Though Ciel felt a bit silly, she decided to put him away for now—perhaps more for her own peace of mind, than anything else.

Ciel did not believe in spectres or demons, and yet… She'd spent much of her time as a child alone in the dark, and she still couldn't quite control her instinctual fright.

Suddenly feeling self-conscious, Ciel cleared her throat and carried Mister Smith over to the toy chest. Bea could sleep with Nitty the Donkey for today, perhaps.

She opened the chest.

Bea had an abundance of stuffed toys. Considering how expensive they could be, she had more than a little girl could ever ask for—though it was difficult for Ciel to feel complete gratitude. Bea's father had made an active decision to remove himself from their lives. And, in his stead, he sent toys…

The sight of them always stoked complex feelings of resentment and yearning. Some days, it mostly stung, as she thought of the man too afraid to come within a bell's toll of his daughter.

Yet on cold nights especially, a quiet warmth would sneak up on Ciel, despite herself. When Sigurd had heard how much Bea loved her first toy, he'd started bringing them at the turn of each season like a prayer. The village priest would come knocking, a new friend for Bea nestled in the basket he carried.

…While Sigurd himself stayed far out of their sight.

Suddenly, Ciel heard the ringing of the bell downstairs—someone had entered the shop. She set Mister Smith down into the chest, freely giving the snobbish toy a miffed expression. Perhaps she was about to sell one of this week's few flowers.
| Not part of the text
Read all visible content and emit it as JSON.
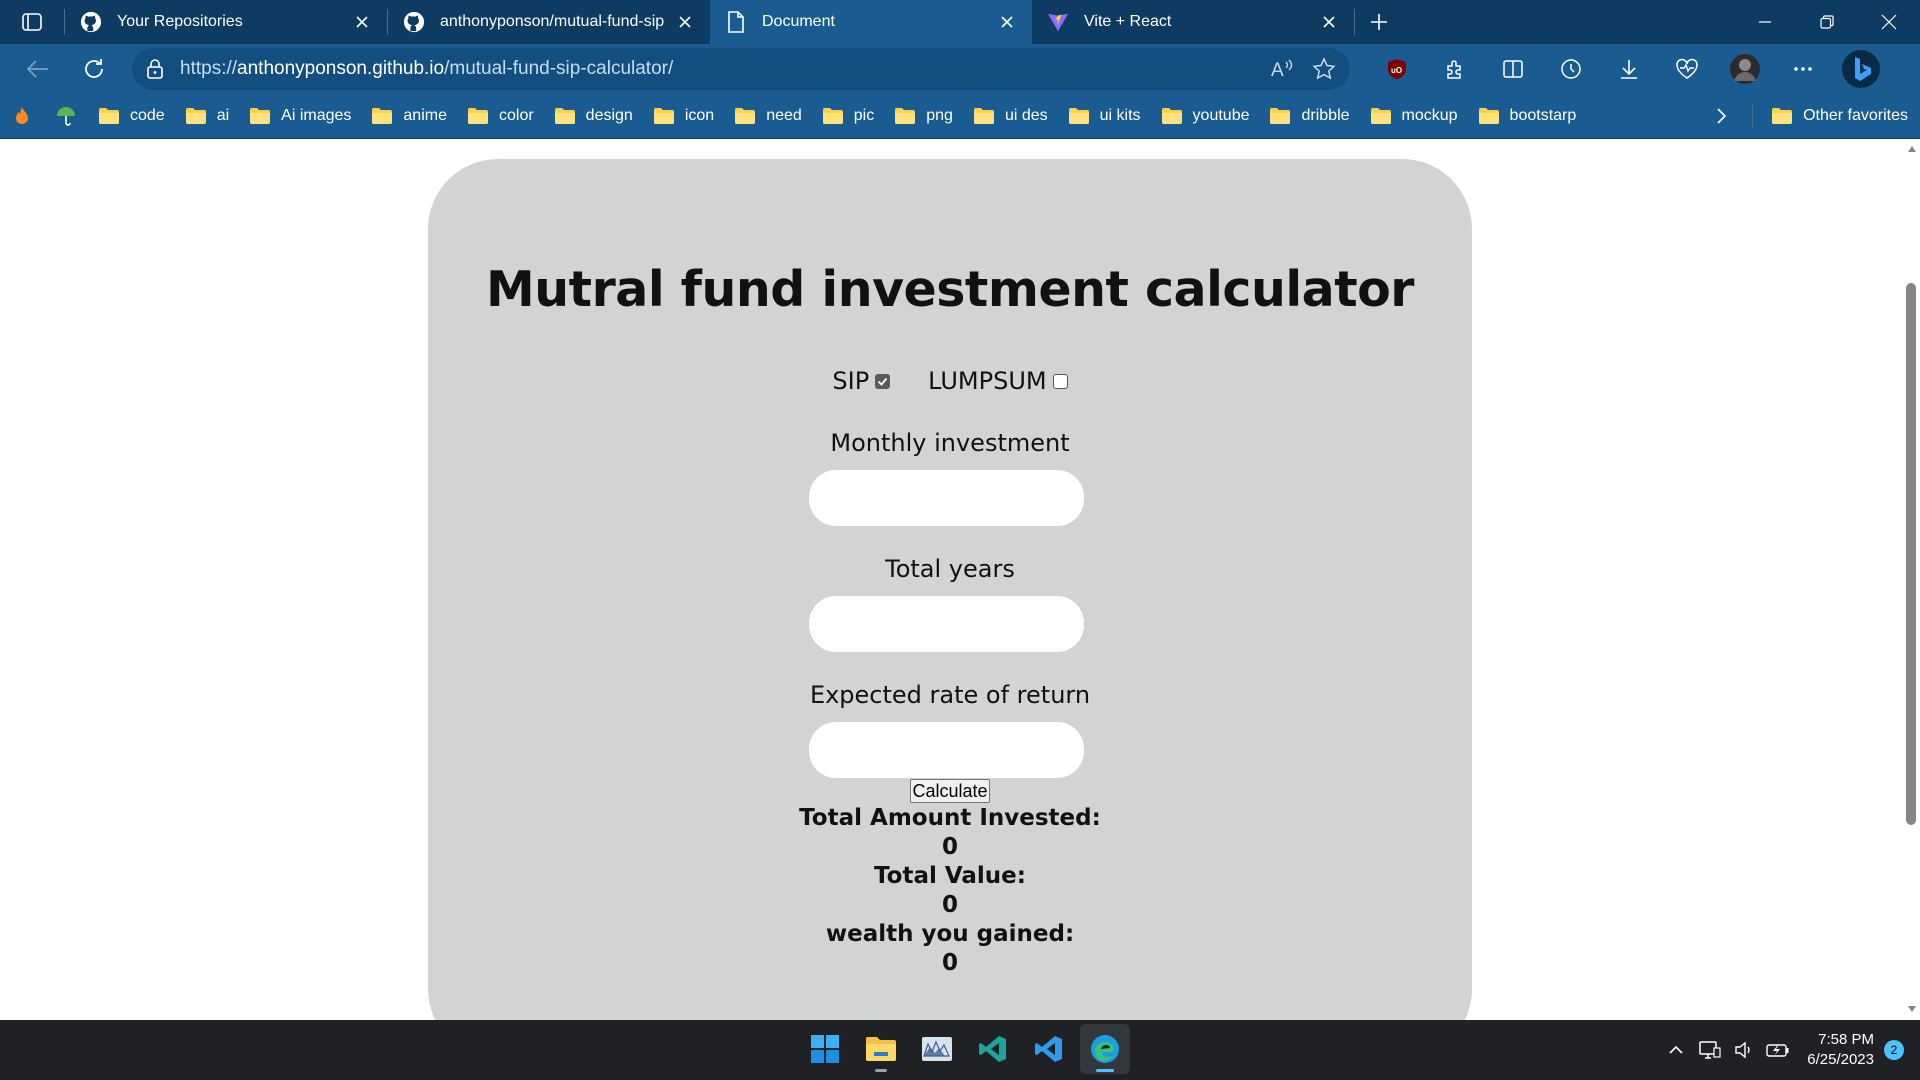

"I'll be along shortly!" Ciel called down the stairs. She ambled down, neither rushing nor tarrying, and stood stock still at the sight of her guest.

"Sigurd…?" she called out softly, then stopped herself. "No, it's not…"

His clothing was strange. And even at a glance his demeanor was different. Her mind halted as she tried to make sense of this visitor who looked so very close to, but wasn't the father of her daughter.

"Sigurd's brother, actually," the man said. "Ailn eum-Creid. Nice to meet you."